Here at Cloud Academy, we use WordPress to serve our blog and product/public pages, such as the home page, the pricing page, etc.
With WordPress, the marketing and content teams can quickly and easily change the look & feel and the content of the pages, without reinventing the wheel.
State of the art
The first implementation of WordPress infrastructure was to deploy the whole code (core, theme and plugins) on an EFS storage, which basically is an NFS storage, attached to a couple of EC2 instances. Moreover, we installed W3 Total Cache plugin to handle full page cache and to serve static files (such as images, CSS, js, etc.) from a Cloudfront CDN.
Here is a simplified schema of our infrastructure:
Considering this implementation, we found two different problems:
- The first is related to the EFS that doesn’t serve PHP files as fast as needed.
- The second is related to W3 Total cache plugins that, as previously mentioned, also handle the full page cache.

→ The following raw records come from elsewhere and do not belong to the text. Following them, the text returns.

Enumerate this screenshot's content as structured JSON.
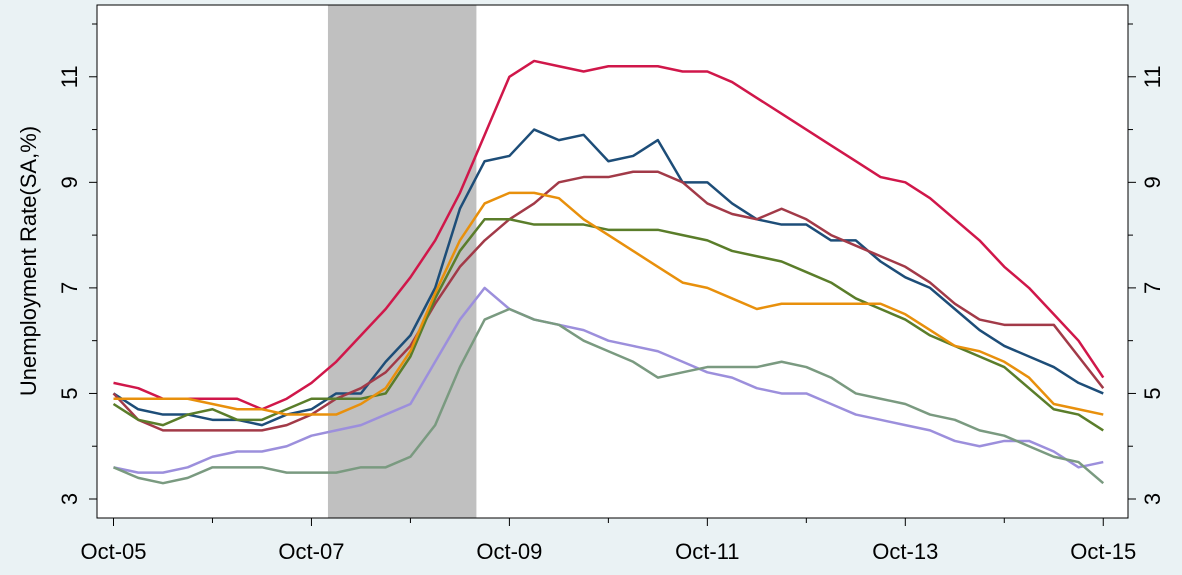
{
  "chart_data": {
    "type": "line",
    "y_label": "Unemployment Rate(SA,%)",
    "x": [
      "2005-10",
      "2006-01",
      "2006-04",
      "2006-07",
      "2006-10",
      "2007-01",
      "2007-04",
      "2007-07",
      "2007-10",
      "2008-01",
      "2008-04",
      "2008-07",
      "2008-10",
      "2009-01",
      "2009-04",
      "2009-07",
      "2009-10",
      "2010-01",
      "2010-04",
      "2010-07",
      "2010-10",
      "2011-01",
      "2011-04",
      "2011-07",
      "2011-10",
      "2012-01",
      "2012-04",
      "2012-07",
      "2012-10",
      "2013-01",
      "2013-04",
      "2013-07",
      "2013-10",
      "2014-01",
      "2014-04",
      "2014-07",
      "2014-10",
      "2015-01",
      "2015-04",
      "2015-07",
      "2015-10"
    ],
    "series": [
      {
        "color": "#d0174a",
        "values": [
          5.2,
          5.1,
          4.9,
          4.9,
          4.9,
          4.9,
          4.7,
          4.9,
          5.2,
          5.6,
          6.1,
          6.6,
          7.2,
          7.9,
          8.8,
          9.9,
          11.0,
          11.3,
          11.2,
          11.1,
          11.2,
          11.2,
          11.2,
          11.1,
          11.1,
          10.9,
          10.6,
          10.3,
          10.0,
          9.7,
          9.4,
          9.1,
          9.0,
          8.7,
          8.3,
          7.9,
          7.4,
          7.0,
          6.5,
          6.0,
          5.3
        ]
      },
      {
        "color": "#1d4d78",
        "values": [
          5.0,
          4.7,
          4.6,
          4.6,
          4.5,
          4.5,
          4.4,
          4.6,
          4.7,
          5.0,
          5.0,
          5.6,
          6.1,
          7.0,
          8.5,
          9.4,
          9.5,
          10.0,
          9.8,
          9.9,
          9.4,
          9.5,
          9.8,
          9.0,
          9.0,
          8.6,
          8.3,
          8.2,
          8.2,
          7.9,
          7.9,
          7.5,
          7.2,
          7.0,
          6.6,
          6.2,
          5.9,
          5.7,
          5.5,
          5.2,
          5.0
        ]
      },
      {
        "color": "#a23a48",
        "values": [
          5.0,
          4.5,
          4.3,
          4.3,
          4.3,
          4.3,
          4.3,
          4.4,
          4.6,
          4.9,
          5.1,
          5.4,
          5.9,
          6.7,
          7.4,
          7.9,
          8.3,
          8.6,
          9.0,
          9.1,
          9.1,
          9.2,
          9.2,
          9.0,
          8.6,
          8.4,
          8.3,
          8.5,
          8.3,
          8.0,
          7.8,
          7.6,
          7.4,
          7.1,
          6.7,
          6.4,
          6.3,
          6.3,
          6.3,
          5.7,
          5.1
        ]
      },
      {
        "color": "#5a7d2a",
        "values": [
          4.8,
          4.5,
          4.4,
          4.6,
          4.7,
          4.5,
          4.5,
          4.7,
          4.9,
          4.9,
          4.9,
          5.0,
          5.7,
          6.8,
          7.7,
          8.3,
          8.3,
          8.2,
          8.2,
          8.2,
          8.1,
          8.1,
          8.1,
          8.0,
          7.9,
          7.7,
          7.6,
          7.5,
          7.3,
          7.1,
          6.8,
          6.6,
          6.4,
          6.1,
          5.9,
          5.7,
          5.5,
          5.1,
          4.7,
          4.6,
          4.3
        ]
      },
      {
        "color": "#e8900c",
        "values": [
          4.9,
          4.9,
          4.9,
          4.9,
          4.8,
          4.7,
          4.7,
          4.6,
          4.6,
          4.6,
          4.8,
          5.1,
          5.8,
          6.9,
          7.9,
          8.6,
          8.8,
          8.8,
          8.7,
          8.3,
          8.0,
          7.7,
          7.4,
          7.1,
          7.0,
          6.8,
          6.6,
          6.7,
          6.7,
          6.7,
          6.7,
          6.7,
          6.5,
          6.2,
          5.9,
          5.8,
          5.6,
          5.3,
          4.8,
          4.7,
          4.6
        ]
      },
      {
        "color": "#9c8fdc",
        "values": [
          3.6,
          3.5,
          3.5,
          3.6,
          3.8,
          3.9,
          3.9,
          4.0,
          4.2,
          4.3,
          4.4,
          4.6,
          4.8,
          5.6,
          6.4,
          7.0,
          6.6,
          6.4,
          6.3,
          6.2,
          6.0,
          5.9,
          5.8,
          5.6,
          5.4,
          5.3,
          5.1,
          5.0,
          5.0,
          4.8,
          4.6,
          4.5,
          4.4,
          4.3,
          4.1,
          4.0,
          4.1,
          4.1,
          3.9,
          3.6,
          3.7
        ]
      },
      {
        "color": "#7a9a80",
        "values": [
          3.6,
          3.4,
          3.3,
          3.4,
          3.6,
          3.6,
          3.6,
          3.5,
          3.5,
          3.5,
          3.6,
          3.6,
          3.8,
          4.4,
          5.5,
          6.4,
          6.6,
          6.4,
          6.3,
          6.0,
          5.8,
          5.6,
          5.3,
          5.4,
          5.5,
          5.5,
          5.5,
          5.6,
          5.5,
          5.3,
          5.0,
          4.9,
          4.8,
          4.6,
          4.5,
          4.3,
          4.2,
          4.0,
          3.8,
          3.7,
          3.3
        ]
      }
    ],
    "shaded_ranges": [
      [
        "2007-12",
        "2009-06"
      ]
    ],
    "shade_color": "#c0c0c0",
    "xlim": [
      "2005-08",
      "2016-01"
    ],
    "xticks": [
      {
        "value": "2005-10",
        "label": "Oct-05"
      },
      {
        "value": "2007-10",
        "label": "Oct-07"
      },
      {
        "value": "2009-10",
        "label": "Oct-09"
      },
      {
        "value": "2011-10",
        "label": "Oct-11"
      },
      {
        "value": "2013-10",
        "label": "Oct-13"
      },
      {
        "value": "2015-10",
        "label": "Oct-15"
      }
    ],
    "xminorticks": [
      "2006-10",
      "2008-10",
      "2010-10",
      "2012-10",
      "2014-10"
    ],
    "ylim": [
      2.64,
      12.36
    ],
    "yticks": [
      3,
      5,
      7,
      9,
      11
    ],
    "yminorticks": [
      4,
      6,
      8,
      10,
      12
    ],
    "right_axis_mirror": true,
    "grid": false
  }
}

This plugin retrieves a page from Redis cache but, despite Redis being a good choice to handle cached files, before getting the file from cache, W3 Total Cache needs to start the whole WordPress framework to understand the right object to get — bringing us back to the first problem.

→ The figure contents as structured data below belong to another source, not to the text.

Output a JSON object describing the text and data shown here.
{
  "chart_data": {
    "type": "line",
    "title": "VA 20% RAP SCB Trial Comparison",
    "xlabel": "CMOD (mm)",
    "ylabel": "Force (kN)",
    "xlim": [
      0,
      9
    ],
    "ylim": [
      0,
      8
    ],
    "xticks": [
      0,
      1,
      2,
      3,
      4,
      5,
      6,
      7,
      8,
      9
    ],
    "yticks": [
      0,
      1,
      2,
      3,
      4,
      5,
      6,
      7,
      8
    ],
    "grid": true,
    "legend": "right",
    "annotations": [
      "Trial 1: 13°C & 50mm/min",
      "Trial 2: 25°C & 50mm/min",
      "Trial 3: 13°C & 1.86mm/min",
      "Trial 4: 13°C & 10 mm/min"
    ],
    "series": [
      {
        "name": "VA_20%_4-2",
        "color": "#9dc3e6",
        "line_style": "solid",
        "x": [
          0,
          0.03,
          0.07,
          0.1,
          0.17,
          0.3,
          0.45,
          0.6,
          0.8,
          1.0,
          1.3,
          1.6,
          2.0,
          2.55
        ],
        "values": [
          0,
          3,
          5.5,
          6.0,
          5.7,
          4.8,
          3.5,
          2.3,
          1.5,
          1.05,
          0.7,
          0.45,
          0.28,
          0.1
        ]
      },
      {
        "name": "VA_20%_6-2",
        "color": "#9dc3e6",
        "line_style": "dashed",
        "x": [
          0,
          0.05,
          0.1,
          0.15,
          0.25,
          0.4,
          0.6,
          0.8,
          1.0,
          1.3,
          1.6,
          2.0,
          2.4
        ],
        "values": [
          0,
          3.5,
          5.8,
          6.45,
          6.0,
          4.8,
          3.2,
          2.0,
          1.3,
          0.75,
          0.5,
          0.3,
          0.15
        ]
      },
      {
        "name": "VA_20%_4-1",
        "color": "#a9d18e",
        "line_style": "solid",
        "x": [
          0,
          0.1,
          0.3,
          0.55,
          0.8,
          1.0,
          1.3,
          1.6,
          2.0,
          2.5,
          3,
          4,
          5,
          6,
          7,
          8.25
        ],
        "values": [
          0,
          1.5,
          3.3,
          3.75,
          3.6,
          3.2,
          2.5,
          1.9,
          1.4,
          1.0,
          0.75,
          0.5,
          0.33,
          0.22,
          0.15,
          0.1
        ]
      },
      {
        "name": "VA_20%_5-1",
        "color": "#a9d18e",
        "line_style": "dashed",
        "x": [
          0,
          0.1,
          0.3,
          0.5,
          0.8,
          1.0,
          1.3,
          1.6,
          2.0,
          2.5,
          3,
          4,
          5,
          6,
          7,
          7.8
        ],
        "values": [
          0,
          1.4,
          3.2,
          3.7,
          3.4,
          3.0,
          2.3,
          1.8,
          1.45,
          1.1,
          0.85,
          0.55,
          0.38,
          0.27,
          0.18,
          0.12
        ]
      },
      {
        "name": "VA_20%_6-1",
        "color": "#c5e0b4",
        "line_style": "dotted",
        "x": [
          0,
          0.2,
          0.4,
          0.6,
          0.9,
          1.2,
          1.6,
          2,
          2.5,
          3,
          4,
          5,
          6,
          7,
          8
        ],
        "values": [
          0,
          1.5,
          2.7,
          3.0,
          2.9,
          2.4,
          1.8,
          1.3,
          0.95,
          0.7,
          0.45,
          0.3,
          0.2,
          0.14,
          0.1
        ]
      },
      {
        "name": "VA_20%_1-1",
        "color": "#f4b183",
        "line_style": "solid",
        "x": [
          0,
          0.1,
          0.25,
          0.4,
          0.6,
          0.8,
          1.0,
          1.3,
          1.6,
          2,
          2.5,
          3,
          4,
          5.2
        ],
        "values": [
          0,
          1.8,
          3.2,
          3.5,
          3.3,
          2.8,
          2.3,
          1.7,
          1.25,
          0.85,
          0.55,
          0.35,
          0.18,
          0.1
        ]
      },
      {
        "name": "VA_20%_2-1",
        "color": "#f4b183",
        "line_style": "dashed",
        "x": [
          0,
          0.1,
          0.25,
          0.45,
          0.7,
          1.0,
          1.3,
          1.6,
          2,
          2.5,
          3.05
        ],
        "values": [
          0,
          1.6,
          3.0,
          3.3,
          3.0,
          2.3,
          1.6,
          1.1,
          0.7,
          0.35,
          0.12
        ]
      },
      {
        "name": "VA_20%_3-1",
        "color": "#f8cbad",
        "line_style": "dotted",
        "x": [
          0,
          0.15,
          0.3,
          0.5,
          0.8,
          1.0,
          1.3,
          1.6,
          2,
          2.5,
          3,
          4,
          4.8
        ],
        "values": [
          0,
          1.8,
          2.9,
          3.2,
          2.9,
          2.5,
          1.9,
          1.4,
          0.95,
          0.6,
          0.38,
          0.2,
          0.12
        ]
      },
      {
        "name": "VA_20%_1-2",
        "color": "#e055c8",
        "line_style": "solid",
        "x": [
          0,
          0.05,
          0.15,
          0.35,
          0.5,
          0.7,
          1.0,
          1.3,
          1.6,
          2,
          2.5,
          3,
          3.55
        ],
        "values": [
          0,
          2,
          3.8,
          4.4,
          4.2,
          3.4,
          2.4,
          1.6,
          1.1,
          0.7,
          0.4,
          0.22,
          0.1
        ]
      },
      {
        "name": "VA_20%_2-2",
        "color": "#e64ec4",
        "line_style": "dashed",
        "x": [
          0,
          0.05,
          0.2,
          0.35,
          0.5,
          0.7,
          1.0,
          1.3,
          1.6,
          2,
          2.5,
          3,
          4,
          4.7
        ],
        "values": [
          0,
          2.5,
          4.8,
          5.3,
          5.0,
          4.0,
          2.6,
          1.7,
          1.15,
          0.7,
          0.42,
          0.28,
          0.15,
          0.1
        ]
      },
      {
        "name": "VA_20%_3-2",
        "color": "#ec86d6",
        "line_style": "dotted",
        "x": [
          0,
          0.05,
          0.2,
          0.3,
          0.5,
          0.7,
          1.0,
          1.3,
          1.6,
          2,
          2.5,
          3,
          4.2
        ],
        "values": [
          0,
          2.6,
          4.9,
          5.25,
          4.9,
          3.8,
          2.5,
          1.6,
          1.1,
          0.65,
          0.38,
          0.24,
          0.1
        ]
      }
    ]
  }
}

With this approach, we waste a lot of time in getting the PHP files from the network file system and the cached page from Redis.
To solve the above-mentioned problems, we’ve rethought the whole infrastructure, moving it to a more standard Cloud Academy approach using Docker containers and ECS orchestrator.
Furthermore, we moved the CDN component to act as a full page cache instead of serving just the static assets.
Here is the schema of the new implementation:
As you can see, the whole WordPress code is now built in a docker container (using our standard Jenkins pipeline) and then deployed to an ECS cluster managed by Spotinst.
However, we kept the EFS storage because the uploaded files from WordPress editors must be shared across all ECS containers.
The Docker build
One of our main goals was also to keep the minimum number of files versioned in the git repository. This means that the only versioned files for a WordPress project are related to custom themes and custom plugins.
To build the right docker image, we used the following approach:
Starting from the PHP image, the Dockerfile installs the wp-cli application and then downloads the WordPress core and all public plugins. To choose which plugins must be installed, the script reads a CSV file (that’s versioned) containing the list of all plugins and the relative version. In this way, when we want to install a new plugin, we just add it to the CSV file and then rebuild the Docker image.
As shown in the schema, we moved the Cloudfront CDN to work as the main WordPress entry point. In this way, the “Hit” requests are handled directly by Cloudfront without loading the entire WordPress stack. In addition, Cloudfront gives us the ability to configure different behaviors depending on the requested page. More specifically, we can configure the cache TTL depending on the throughput that a single page has in order to maximize the cache performance (from 3 minutes to 10 minutes).
Unfortunately, CloudFront as a single entry point introduces a problem regarding the WordPress admin: as you can guess, we cannot have the admin pages cached. This is a problem because if we cache the admin pages, the editors can have unexpected behaviors with their sessions mixed together. To solve this issue, we created a new CDN behavior dedicated to the admin section that basically skips the cache, just using all headers and cookies as part of the cache key.
Now, what about the W3 Total Cache plugin? We decided to keep it installed because it will continue to optimize the cache miss from Cloudfront and the minification of static files.
Of course, after the infrastructure refactoring, we made some benchmarks to understand the real benefit gained. This chart compares the performance of the old infrastructure versus the new:
In the chart, the blue, brown and orange lines are related to the old infrastructure and the green, purple and red lines to the new infrastructure.
First of all, notice how the average response time of the new infrastructure (red line) is about half of the old one (blue line). But the very big improvement is on the 95 percentile brown line vs. purple line. This means that, thanks to the new infrastructure, 95% of requests are now served in less than a second.
Another effect that we measured with the ‘ab’ tool is the increase in throughput. We can now handle about twice as many requests than before using the same hardware configuration.
Considering the EFS usage, as you can see in the following image, the throughput that the file system must handle is now significantly lower than the old infrastructure (except for the switch moment, where there was a spike caused by all Cloudfront cache miss requests). This allowed us to decrease the EFS provisioned throughput which, of course, means a cost savings.
In addition, the time needed to scale up in case of a spike is considerably lower because we simply need to add new extra containers to the ECS service to handle new requests.
After this refactoring, which mainly focused on infrastructure, we are fully aware that most of the time the major issues are at the application level. So we are investigating how to refactor the WordPress front end, replacing it with a react app (like the rest of our platform), using either Next.js or Gatsby, in order to completely avoid the load of the WordPress framework except when serving API requests.